L’épopée de la porcelaine : un film d’espionnage palpitant !

L’histoire de la porcelaine de pâte dure, superbe matière translucide d’un blanc pur et non rayable, commence en Chine. L’Orient gardera jalousement le secret de fabrication de cette céramique tant convoitée pendant plus de quatre siècles ! 

Coupe au Phénix, Production chinoise destinée à l’exportation en Europe, Chine, début du 18ème siècle, collection du Musée d’histoire de Nantes (France)

En 1295, avec le retour à Venise de Marco Polo, les Européens découvrent avec émerveillement et envie les raffinements de la porcelaine chinoise. En 1498, avec la découverte de la route des Indes par Vasco de Gama, les Portugais en deviennent les premiers importateurs en Europe. 

L’engouement pour ces céramiques à la finesse et à la translucidité sans égales ne cesse alors de croître dans toutes les cours européennes. Aussi, un vent de défi souffle dans ces cours : qui allait, le premier, percer le secret des artisans chinois ? À quel prince l’honneur et les bénéfices de la découverte de la porcelaine allaient-ils revenir ?

Un paragraphe sur le site de la manufacture de KPM Berlin résume aux hommes et femmes du 21e siècle que nous sommes l’importance de la porcelaine et du secret de sa fabrication en Europe au 18e siècle :

« L’an 1717, Auguste le Fort envoie 600 cavaliers saxons à Frédéric-Guillaume Ier, roi de Prusse, en échange de 151 pièces de porcelaine provenant des palais de Charlottenburg et d’Oranienburg. Dès lors, la valeur marchande de la porcelaine est fixée : Quatre hommes à cheval valent un vase ! »

Tout est dit !

Il est vrai que les Medici avaient déjà réussi au 16e siècle à produire quelques objets dans leur atelier florentin, mais il faudra attendre l’an 1710 en Saxe et la découverte de Johann Friedrich Böttger (1682-1719), chimiste de génie prisonnier de son souverain Auguste le Fort, pour voir apparaitre une production plus importante. C’est la naissance de la porcelaine de Meissen!

Détail d’une tasse couverte en porcelaine de Meissen, époque Marcolini (1774-1815). Ancienne collection L’Egide Antiques©.

 

Le secret, c’est le Kaolin ! Une argile réfractaire blanche qui, mélangée à du quartz et du feldspath et cuite à plus de 1.200 °C, rend la porcelaine blanche, très résistante et translucide. 

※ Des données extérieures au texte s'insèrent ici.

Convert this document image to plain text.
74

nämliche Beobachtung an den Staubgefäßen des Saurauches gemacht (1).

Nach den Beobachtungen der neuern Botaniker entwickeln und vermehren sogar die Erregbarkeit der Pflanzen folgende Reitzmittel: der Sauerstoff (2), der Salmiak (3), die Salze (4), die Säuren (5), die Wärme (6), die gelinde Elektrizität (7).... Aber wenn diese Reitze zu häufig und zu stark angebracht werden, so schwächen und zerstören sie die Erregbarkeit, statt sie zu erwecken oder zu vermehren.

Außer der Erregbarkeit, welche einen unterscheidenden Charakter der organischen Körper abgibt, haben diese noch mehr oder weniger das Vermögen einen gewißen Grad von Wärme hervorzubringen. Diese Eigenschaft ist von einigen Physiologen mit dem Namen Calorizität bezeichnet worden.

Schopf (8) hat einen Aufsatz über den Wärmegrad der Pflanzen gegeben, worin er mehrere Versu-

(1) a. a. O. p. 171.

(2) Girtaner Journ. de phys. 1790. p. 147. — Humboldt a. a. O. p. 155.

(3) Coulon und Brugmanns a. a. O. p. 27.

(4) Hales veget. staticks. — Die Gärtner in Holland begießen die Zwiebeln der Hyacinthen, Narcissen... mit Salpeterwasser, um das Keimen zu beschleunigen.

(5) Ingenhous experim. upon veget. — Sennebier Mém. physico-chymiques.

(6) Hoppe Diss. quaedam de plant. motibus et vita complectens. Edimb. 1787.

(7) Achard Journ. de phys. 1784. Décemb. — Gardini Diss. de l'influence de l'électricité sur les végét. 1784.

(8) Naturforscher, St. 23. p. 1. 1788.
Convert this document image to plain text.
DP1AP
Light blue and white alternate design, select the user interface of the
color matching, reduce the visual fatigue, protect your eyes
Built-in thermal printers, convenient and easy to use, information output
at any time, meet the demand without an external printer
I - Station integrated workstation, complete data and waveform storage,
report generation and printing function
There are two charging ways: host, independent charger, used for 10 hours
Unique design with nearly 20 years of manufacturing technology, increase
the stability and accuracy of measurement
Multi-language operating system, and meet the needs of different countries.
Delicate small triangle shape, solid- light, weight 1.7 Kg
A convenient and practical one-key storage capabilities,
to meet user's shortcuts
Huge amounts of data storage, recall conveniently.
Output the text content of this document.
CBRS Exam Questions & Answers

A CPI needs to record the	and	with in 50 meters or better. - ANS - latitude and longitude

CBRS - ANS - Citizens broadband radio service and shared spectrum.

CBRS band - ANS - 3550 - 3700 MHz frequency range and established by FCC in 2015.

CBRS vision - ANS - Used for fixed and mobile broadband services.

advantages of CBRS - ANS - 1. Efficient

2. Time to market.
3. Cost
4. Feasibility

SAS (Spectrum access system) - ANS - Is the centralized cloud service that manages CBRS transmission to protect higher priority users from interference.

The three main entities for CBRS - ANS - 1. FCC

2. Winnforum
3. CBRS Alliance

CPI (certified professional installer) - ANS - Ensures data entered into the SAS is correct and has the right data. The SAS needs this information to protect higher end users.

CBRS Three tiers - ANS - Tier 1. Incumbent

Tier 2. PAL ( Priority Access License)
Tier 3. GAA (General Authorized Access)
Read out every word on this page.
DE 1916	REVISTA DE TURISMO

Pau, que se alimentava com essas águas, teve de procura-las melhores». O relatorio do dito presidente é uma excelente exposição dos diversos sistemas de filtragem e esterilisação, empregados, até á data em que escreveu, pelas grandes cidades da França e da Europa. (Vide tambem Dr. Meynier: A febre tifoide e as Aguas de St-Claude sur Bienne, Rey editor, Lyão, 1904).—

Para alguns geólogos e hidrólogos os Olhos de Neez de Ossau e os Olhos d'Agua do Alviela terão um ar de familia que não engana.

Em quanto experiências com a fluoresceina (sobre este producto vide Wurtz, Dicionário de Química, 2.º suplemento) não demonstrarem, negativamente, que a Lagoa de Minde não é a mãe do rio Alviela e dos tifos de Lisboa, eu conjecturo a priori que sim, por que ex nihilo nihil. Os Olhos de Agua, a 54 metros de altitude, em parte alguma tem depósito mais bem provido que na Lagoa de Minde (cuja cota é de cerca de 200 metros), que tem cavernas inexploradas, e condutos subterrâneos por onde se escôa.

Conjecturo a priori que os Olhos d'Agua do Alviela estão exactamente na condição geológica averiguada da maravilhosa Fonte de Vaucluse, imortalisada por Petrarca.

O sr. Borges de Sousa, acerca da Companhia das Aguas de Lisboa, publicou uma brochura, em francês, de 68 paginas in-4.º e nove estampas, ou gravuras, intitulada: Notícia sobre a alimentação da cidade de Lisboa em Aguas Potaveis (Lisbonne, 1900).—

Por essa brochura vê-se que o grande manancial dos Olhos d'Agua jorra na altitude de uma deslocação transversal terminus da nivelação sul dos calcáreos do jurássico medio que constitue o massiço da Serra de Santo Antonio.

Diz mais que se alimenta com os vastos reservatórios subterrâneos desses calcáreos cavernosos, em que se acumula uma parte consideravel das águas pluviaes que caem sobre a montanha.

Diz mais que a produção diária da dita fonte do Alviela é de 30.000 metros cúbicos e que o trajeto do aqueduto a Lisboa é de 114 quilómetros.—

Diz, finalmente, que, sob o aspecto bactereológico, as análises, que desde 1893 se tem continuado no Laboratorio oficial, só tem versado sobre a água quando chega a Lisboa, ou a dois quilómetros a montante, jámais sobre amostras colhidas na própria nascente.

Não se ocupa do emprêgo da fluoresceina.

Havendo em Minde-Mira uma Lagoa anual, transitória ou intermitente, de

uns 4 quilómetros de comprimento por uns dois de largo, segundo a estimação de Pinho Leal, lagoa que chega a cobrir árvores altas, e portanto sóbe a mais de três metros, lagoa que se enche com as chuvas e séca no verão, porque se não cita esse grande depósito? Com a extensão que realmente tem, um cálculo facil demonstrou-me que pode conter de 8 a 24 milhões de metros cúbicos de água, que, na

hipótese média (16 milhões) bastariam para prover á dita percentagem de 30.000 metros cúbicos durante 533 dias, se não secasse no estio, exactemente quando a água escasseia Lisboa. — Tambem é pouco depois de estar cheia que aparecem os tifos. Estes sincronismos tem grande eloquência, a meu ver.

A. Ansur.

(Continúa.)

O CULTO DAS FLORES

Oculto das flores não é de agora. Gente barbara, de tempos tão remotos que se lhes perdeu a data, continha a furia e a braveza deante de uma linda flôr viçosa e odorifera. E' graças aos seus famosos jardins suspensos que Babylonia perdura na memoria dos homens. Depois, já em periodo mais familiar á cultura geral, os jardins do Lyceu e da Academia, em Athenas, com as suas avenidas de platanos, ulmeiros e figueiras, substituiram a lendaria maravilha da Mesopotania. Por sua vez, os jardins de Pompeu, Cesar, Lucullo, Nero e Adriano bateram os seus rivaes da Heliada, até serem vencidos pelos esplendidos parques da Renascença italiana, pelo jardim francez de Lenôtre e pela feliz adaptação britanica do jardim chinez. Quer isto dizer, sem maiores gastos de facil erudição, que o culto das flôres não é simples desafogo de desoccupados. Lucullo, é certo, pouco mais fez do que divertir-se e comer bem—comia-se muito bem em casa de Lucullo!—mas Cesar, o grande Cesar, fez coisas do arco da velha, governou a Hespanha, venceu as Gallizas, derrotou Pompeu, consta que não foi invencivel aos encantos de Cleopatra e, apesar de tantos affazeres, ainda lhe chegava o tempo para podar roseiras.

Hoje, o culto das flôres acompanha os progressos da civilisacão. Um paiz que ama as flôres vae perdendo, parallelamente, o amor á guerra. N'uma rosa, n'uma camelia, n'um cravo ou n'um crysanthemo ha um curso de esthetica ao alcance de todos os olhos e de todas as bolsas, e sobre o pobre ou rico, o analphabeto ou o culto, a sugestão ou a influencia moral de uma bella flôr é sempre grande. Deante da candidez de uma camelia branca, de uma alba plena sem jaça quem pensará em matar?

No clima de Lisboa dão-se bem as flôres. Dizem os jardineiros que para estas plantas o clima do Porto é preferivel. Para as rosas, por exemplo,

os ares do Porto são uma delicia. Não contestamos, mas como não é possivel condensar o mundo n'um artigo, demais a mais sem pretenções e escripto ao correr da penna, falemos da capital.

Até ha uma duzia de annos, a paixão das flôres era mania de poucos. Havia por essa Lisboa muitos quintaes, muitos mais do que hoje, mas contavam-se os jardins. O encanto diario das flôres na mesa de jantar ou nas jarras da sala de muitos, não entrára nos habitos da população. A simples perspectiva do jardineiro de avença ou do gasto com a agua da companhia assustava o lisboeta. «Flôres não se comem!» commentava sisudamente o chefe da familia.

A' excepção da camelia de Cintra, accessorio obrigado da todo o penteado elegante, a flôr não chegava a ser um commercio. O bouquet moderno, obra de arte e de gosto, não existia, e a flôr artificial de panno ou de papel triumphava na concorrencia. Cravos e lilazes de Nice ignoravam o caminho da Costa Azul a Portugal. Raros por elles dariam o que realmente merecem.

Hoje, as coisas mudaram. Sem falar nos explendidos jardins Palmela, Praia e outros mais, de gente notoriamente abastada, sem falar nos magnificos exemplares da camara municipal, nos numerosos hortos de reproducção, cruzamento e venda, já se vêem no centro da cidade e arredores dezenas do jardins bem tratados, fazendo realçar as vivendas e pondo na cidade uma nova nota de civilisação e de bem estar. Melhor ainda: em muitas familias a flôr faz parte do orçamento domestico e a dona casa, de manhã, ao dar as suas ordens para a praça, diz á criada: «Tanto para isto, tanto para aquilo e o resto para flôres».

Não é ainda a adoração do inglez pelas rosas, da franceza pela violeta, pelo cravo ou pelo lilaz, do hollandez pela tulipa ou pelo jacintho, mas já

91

Par chance, les Allemands en trouvent dans leur sous-sol. Les Français attendront les années 1768-1769 pour découvrir dans les environs de Limoges, à Saint-Yrieix-la-Perche précisément, une poudre blanche que les femmes utilisaient pour nettoyer leur linge ! La damnation était enfin levée, alors que la France devenait en mesure de produire sa propre porcelaine sans les contraintes que représentent les importations coûteuses et hasardeuses du kaolin. Cela sonnera la fin de la production de porcelaine de pâte tendre, sauf à Sèvres ou l’on en produira encore jusqu’en 1804.

Néanmoins, cette porcelaine de pâte tendre, d’un blanc laiteux, rayable et produite sans kaolin, est très appréciée et recherchée par les collectionneurs actuels.  La valeur de ces objets rares ne cesse d’augmenter.

 

Une triboulette anse ronde, 4e grandeur, service du Duc d’Orléans, porcelaine de pate tendre de Tournai, vers 1787.

Aurélie Di Egidio

L’Egide Antiques à Bruxelles, 20 Aout 2021

Source : 

  • Faïence et porcelaine de Paris, 18e et 19e siècle, Régine de Plinval de Guillebon, éditions Faton. 1995.
  • www.kpmberlin.com
  • Limoges, deux siècles de porcelaine, Chantal Meslin-Perrier et Marie Segonds-Perrier, les éditions de l’Amateur, 2002.
  • Meissen ou l’invention de la porcelaine européenne, Dossier de l’art n°174, mai 2010, p 94-95 par Caillaud-de Guido Laurence.